Bussard was best known as the namesake for the legendary “Bussard Ramjet”. He conceptualized the device in 1960 during his tenure in the Nuclear Propulsion Division of Los Alamos National Labs, where he designed the Nerva motor – a nuclear powered rocket proposed for heavy-lift orbital applications. He later rose to the position of Assistant Director of the Atomic Energy Commission under Robert Hirsch in the early 1970’s, where they founded the fusion power research program for the United States.

Bussard describes his disenchantment with big-science Tokamak research that led him to return to the roots of fusion power with the “Polywell” project that he initiated in 1986. Funded for over 20 years by the Department of the Navy, Bussard’s EMC2 corporation was tasked with solving 19 fundamental challenges that stood in the way of designing commercially viable Farnsworth fusors.

The Polywell design is a modified Farnsworth-Hirsch style fusor which traps electrons in a magnetic confinement inside its hollow center. The negatively charged electrons then accelerate positively charged ions for the purpose of achieving inertial electrostatic confinement fusion. Bussard theorized that by utilizing magnetic fields he could avoid losses from electrons striking the grid, and he reported achieving fusion rate of 10^9 fusion reactions per second as a result of the magnetic shielding, which is about 100,000 times greater fusion power than Farnsworth achieved.

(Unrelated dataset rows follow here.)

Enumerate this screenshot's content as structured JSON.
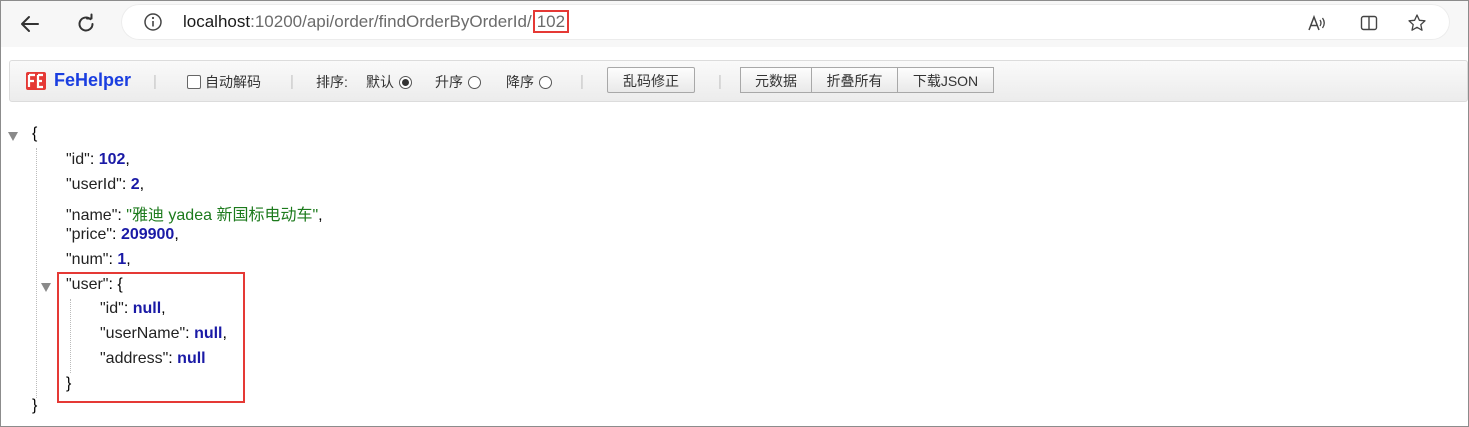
{
  "browser": {
    "url_host": "localhost",
    "url_path": ":10200/api/order/findOrderByOrderId/",
    "url_highlight": "102"
  },
  "fehelper": {
    "title": "FeHelper",
    "auto_decode_label": "自动解码",
    "sort_label": "排序:",
    "sort_default": "默认",
    "sort_asc": "升序",
    "sort_desc": "降序",
    "sort_selected": "默认",
    "fix_encoding": "乱码修正",
    "raw_data": "元数据",
    "collapse_all": "折叠所有",
    "download_json": "下载JSON"
  },
  "json_view": {
    "open_brace": "{",
    "close_brace": "}",
    "fields": [
      {
        "key": "\"id\"",
        "value": "102",
        "type": "number",
        "comma": ","
      },
      {
        "key": "\"userId\"",
        "value": "2",
        "type": "number",
        "comma": ","
      },
      {
        "key": "\"name\"",
        "value": "\"雅迪 yadea 新国标电动车\"",
        "type": "string",
        "comma": ","
      },
      {
        "key": "\"price\"",
        "value": "209900",
        "type": "number",
        "comma": ","
      },
      {
        "key": "\"num\"",
        "value": "1",
        "type": "number",
        "comma": ","
      }
    ],
    "user": {
      "key": "\"user\"",
      "open": "{",
      "close": "}",
      "fields": [
        {
          "key": "\"id\"",
          "value": "null",
          "comma": ","
        },
        {
          "key": "\"userName\"",
          "value": "null",
          "comma": ","
        },
        {
          "key": "\"address\"",
          "value": "null",
          "comma": ""
        }
      ]
    }
  },
  "colors": {
    "highlight_border": "#e53935",
    "json_number": "#1a1aa6",
    "json_string": "#1c7a1c",
    "fehelper_brand": "#1a3ee0"
  }
}
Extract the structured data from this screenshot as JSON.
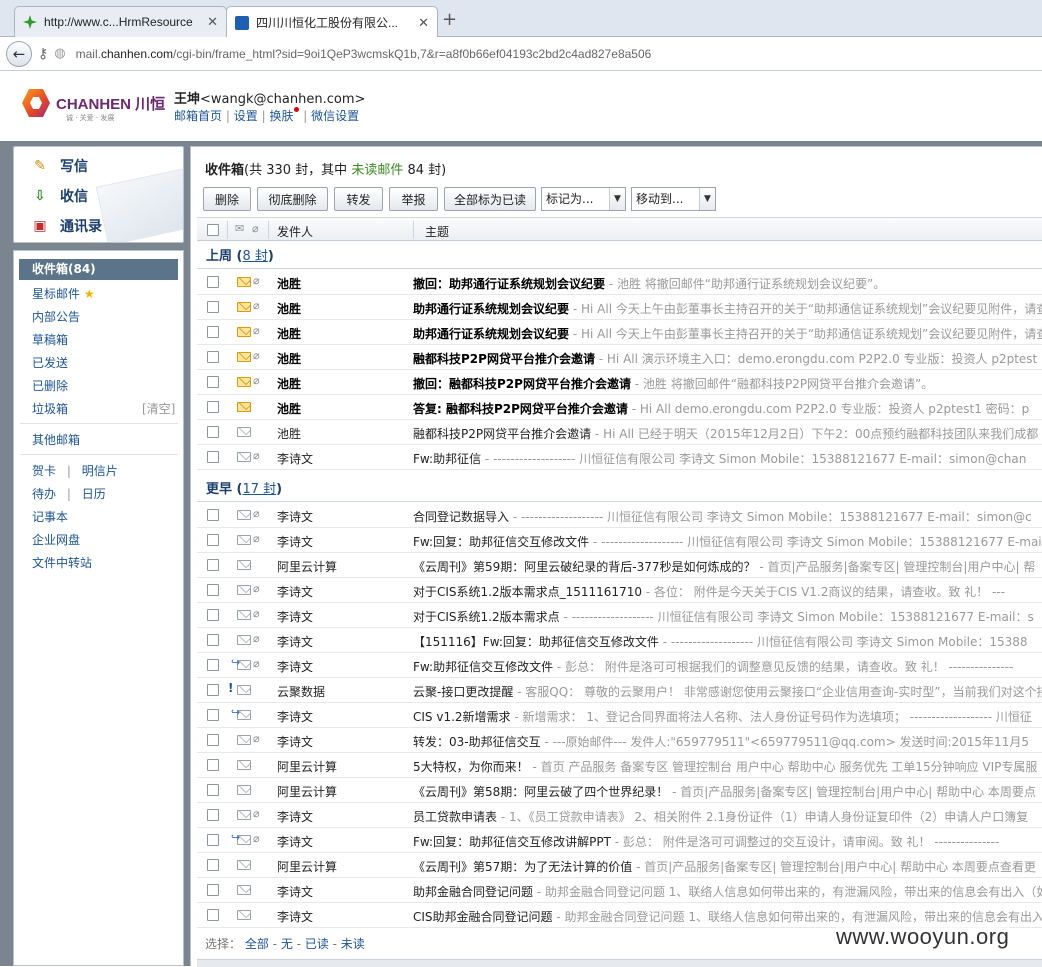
{
  "browser": {
    "tabs": [
      {
        "title": "http://www.c...HrmResource",
        "icon": "green-flower-icon"
      },
      {
        "title": "四川川恒化工股份有限公...",
        "icon": "mail-icon"
      }
    ],
    "url_prefix": "mail.",
    "url_domain": "chanhen.com",
    "url_rest": "/cgi-bin/frame_html?sid=9oi1QeP3wcmskQ1b,7&r=a8f0b66ef04193c2bd2c4ad827e8a506"
  },
  "header": {
    "logo_text": "CHANHEN 川恒",
    "logo_tagline": "诚 · 关爱 · 发展",
    "user_name": "王坤",
    "user_email": "<wangk@chanhen.com>",
    "nav": [
      "邮箱首页",
      "设置",
      "换肤",
      "微信设置"
    ],
    "nav_sep": "|"
  },
  "sidebar": {
    "quick": [
      {
        "label": "写信",
        "icon": "compose-icon"
      },
      {
        "label": "收信",
        "icon": "inbox-download-icon"
      },
      {
        "label": "通讯录",
        "icon": "contacts-icon"
      }
    ],
    "inbox_label": "收件箱(84)",
    "folders": [
      "星标邮件",
      "内部公告",
      "草稿箱",
      "已发送",
      "已删除",
      "垃圾箱"
    ],
    "clear_label": "[清空]",
    "other_mail": "其他邮箱",
    "apps": [
      [
        "贺卡",
        "明信片"
      ],
      [
        "待办",
        "日历"
      ]
    ],
    "tools": [
      "记事本",
      "企业网盘",
      "文件中转站"
    ],
    "sep": "|"
  },
  "main": {
    "title_label": "收件箱",
    "title_prefix": "(共 330 封，其中",
    "title_unread": "未读邮件",
    "title_suffix": "84 封)",
    "toolbar": {
      "buttons": [
        "删除",
        "彻底删除",
        "转发",
        "举报",
        "全部标为已读"
      ],
      "mark_select": "标记为...",
      "move_select": "移动到..."
    },
    "columns": {
      "sender": "发件人",
      "subject": "主题"
    },
    "groups": [
      {
        "label": "上周",
        "count": "8 封"
      },
      {
        "label": "更早",
        "count": "17 封"
      }
    ],
    "rows_lastweek": [
      {
        "sender": "池胜",
        "subject": "撤回：助邦通行证系统规划会议纪要",
        "summary": " - 池胜 将撤回邮件“助邦通行证系统规划会议纪要”。",
        "unread": true,
        "icon": "new",
        "clip": true
      },
      {
        "sender": "池胜",
        "subject": "助邦通行证系统规划会议纪要",
        "summary": " - Hi All 今天上午由彭董事长主持召开的关于“助邦通信证系统规划”会议纪要见附件，请查",
        "unread": true,
        "icon": "new",
        "clip": true
      },
      {
        "sender": "池胜",
        "subject": "助邦通行证系统规划会议纪要",
        "summary": " - Hi All 今天上午由彭董事长主持召开的关于“助邦通信证系统规划”会议纪要见附件，请查",
        "unread": true,
        "icon": "new",
        "clip": true
      },
      {
        "sender": "池胜",
        "subject": "融都科技P2P网贷平台推介会邀请",
        "summary": " - Hi All 演示环境主入口：demo.erongdu.com P2P2.0 专业版：投资人 p2ptest",
        "unread": true,
        "icon": "new",
        "clip": true
      },
      {
        "sender": "池胜",
        "subject": "撤回：融都科技P2P网贷平台推介会邀请",
        "summary": " - 池胜 将撤回邮件“融都科技P2P网贷平台推介会邀请”。",
        "unread": true,
        "icon": "new",
        "clip": true
      },
      {
        "sender": "池胜",
        "subject": "答复: 融都科技P2P网贷平台推介会邀请",
        "summary": " - Hi All demo.erongdu.com P2P2.0 专业版：投资人 p2ptest1 密码：p",
        "unread": true,
        "icon": "new",
        "clip": false
      },
      {
        "sender": "池胜",
        "subject": "融都科技P2P网贷平台推介会邀请",
        "summary": " - Hi All 已经于明天（2015年12月2日）下午2：00点预约融都科技团队来我们成都",
        "unread": false,
        "icon": "read",
        "clip": false
      },
      {
        "sender": "李诗文",
        "subject": "Fw:助邦征信",
        "summary": " - ------------------- 川恒征信有限公司 李诗文 Simon Mobile：15388121677 E-mail：simon@chan",
        "unread": false,
        "icon": "read",
        "clip": true
      }
    ],
    "rows_earlier": [
      {
        "sender": "李诗文",
        "subject": "合同登记数据导入",
        "summary": " - ------------------- 川恒征信有限公司 李诗文 Simon Mobile：15388121677 E-mail：simon@c",
        "icon": "read",
        "clip": true
      },
      {
        "sender": "李诗文",
        "subject": "Fw:回复：助邦征信交互修改文件",
        "summary": " - ------------------- 川恒征信有限公司 李诗文 Simon Mobile：15388121677 E-mail：",
        "icon": "read",
        "clip": true
      },
      {
        "sender": "阿里云计算",
        "subject": "《云周刊》第59期：阿里云破纪录的背后-377秒是如何炼成的？",
        "summary": " - 首页|产品服务|备案专区| 管理控制台|用户中心| 帮",
        "icon": "read",
        "clip": false
      },
      {
        "sender": "李诗文",
        "subject": "对于CIS系统1.2版本需求点_1511161710",
        "summary": " - 各位：      附件是今天关于CIS V1.2商议的结果，请查收。致 礼！ ---",
        "icon": "read",
        "clip": true
      },
      {
        "sender": "李诗文",
        "subject": "对于CIS系统1.2版本需求点",
        "summary": " - ------------------- 川恒征信有限公司 李诗文 Simon Mobile：15388121677 E-mail：s",
        "icon": "read",
        "clip": true
      },
      {
        "sender": "李诗文",
        "subject": "【151116】Fw:回复：助邦征信交互修改文件",
        "summary": " - ------------------- 川恒征信有限公司 李诗文 Simon Mobile：15388",
        "icon": "read",
        "clip": true
      },
      {
        "sender": "李诗文",
        "subject": "Fw:助邦征信交互修改文件",
        "summary": " - 彭总：      附件是洛可可根据我们的调整意见反馈的结果，请查收。致 礼！ ---------------",
        "icon": "fwd",
        "clip": true
      },
      {
        "sender": "云聚数据",
        "subject": "云聚-接口更改提醒",
        "summary": " - 客服QQ： 尊敬的云聚用户！ 非常感谢您使用云聚接口“企业信用查询-实时型”，当前我们对这个接",
        "icon": "read",
        "clip": false,
        "important": true
      },
      {
        "sender": "李诗文",
        "subject": "CIS v1.2新增需求",
        "summary": " - 新增需求： 1、登记合同界面将法人名称、法人身份证号码作为选填项； ------------------- 川恒征",
        "icon": "fwd",
        "clip": false
      },
      {
        "sender": "李诗文",
        "subject": "转发：03-助邦征信交互",
        "summary": " - ---原始邮件--- 发件人:\"659779511\"<659779511@qq.com> 发送时间:2015年11月5",
        "icon": "read",
        "clip": true
      },
      {
        "sender": "阿里云计算",
        "subject": "5大特权，为你而来！",
        "summary": " - 首页 产品服务 备案专区 管理控制台 用户中心 帮助中心 服务优先 工单15分钟响应 VIP专属服",
        "icon": "read",
        "clip": false
      },
      {
        "sender": "阿里云计算",
        "subject": "《云周刊》第58期：阿里云破了四个世界纪录！",
        "summary": " - 首页|产品服务|备案专区| 管理控制台|用户中心| 帮助中心 本周要点",
        "icon": "read",
        "clip": false
      },
      {
        "sender": "李诗文",
        "subject": "员工贷款申请表",
        "summary": " - 1、《员工贷款申请表》 2、相关附件 2.1身份证件（1）申请人身份证复印件（2）申请人户口簿复",
        "icon": "read",
        "clip": true
      },
      {
        "sender": "李诗文",
        "subject": "Fw:回复：助邦征信交互修改讲解PPT",
        "summary": " - 彭总：      附件是洛可可调整过的交互设计，请审阅。致 礼！ ---------------",
        "icon": "fwd",
        "clip": true
      },
      {
        "sender": "阿里云计算",
        "subject": "《云周刊》第57期：为了无法计算的价值",
        "summary": " - 首页|产品服务|备案专区| 管理控制台|用户中心| 帮助中心 本周要点查看更",
        "icon": "read",
        "clip": false
      },
      {
        "sender": "李诗文",
        "subject": "助邦金融合同登记问题",
        "summary": " - 助邦金融合同登记问题 1、联络人信息如何带出来的，有泄漏风险，带出来的信息会有出入（如",
        "icon": "read",
        "clip": false
      },
      {
        "sender": "李诗文",
        "subject": "CIS助邦金融合同登记问题",
        "summary": " - 助邦金融合同登记问题 1、联络人信息如何带出来的，有泄漏风险，带出来的信息会有出入（",
        "icon": "read",
        "clip": false
      }
    ],
    "select_label": "选择：",
    "select_options": [
      "全部",
      "无",
      "已读",
      "未读"
    ],
    "select_sep": " - "
  },
  "watermark": "www.wooyun.org"
}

Polywell was designed for high-efficiency fusion power and also for portability, which was required to satisfy the Navy’s needs for ocean vessels and submarines. These characteristics also make it suitable for high-output fusion power for space applications. While Bussard’s first intended application was an 8-foot diameter naval reactor capable of generating 100-megawatts of output energy, the ultimate goal for Polywell was to facilitate the development of a high-velocity transorbital spacecraft capable of reaching the moon in less than 8 hours time.